2.69 s ± 22.7 ms per loop (mean ± std. dev. of 7 runs, 1 loop each)


As expected, the worst case is much slower than the best case, especially since the best case stops after 1 iteration since there are no swaps then. It is also decently slower than the average case

# Case where there are many duplicates

In [45]:
def duplicates(n):
    # Sequence of elements with many duplicates
    dup = [n]+[int(n/2) for i in range(n-2)] + [0]
    return BubbleSort(dup)

In [46]:
duplicates(10)

[0, 5, 5, 5, 5, 5, 5, 5, 5, 10]

In [47]:
%timeit duplicates(10_000)

1.18 s ± 15.2 ms per loop (mean ± std. dev. of 7 runs, 1 loop each)
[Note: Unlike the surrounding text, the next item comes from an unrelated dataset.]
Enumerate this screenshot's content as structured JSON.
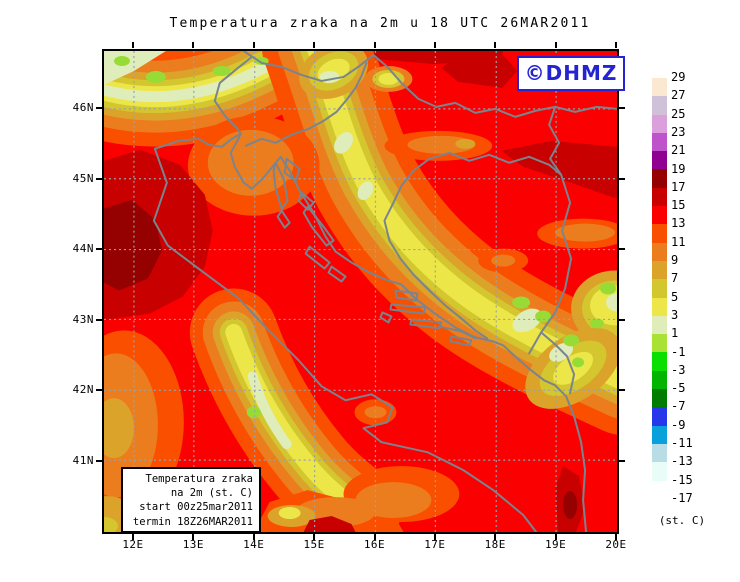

This is very different from the best case, since although the largest element bubbles to the back in the first iteration, every element before the 0 which is initially in the last place has to swap places with the 0. This is only done once per iteration, and so the 0 moves very slowly to the front. Since there is a swap every iteration, the algorithm cannot stop prematurely, making it not the best option to handle duplicates.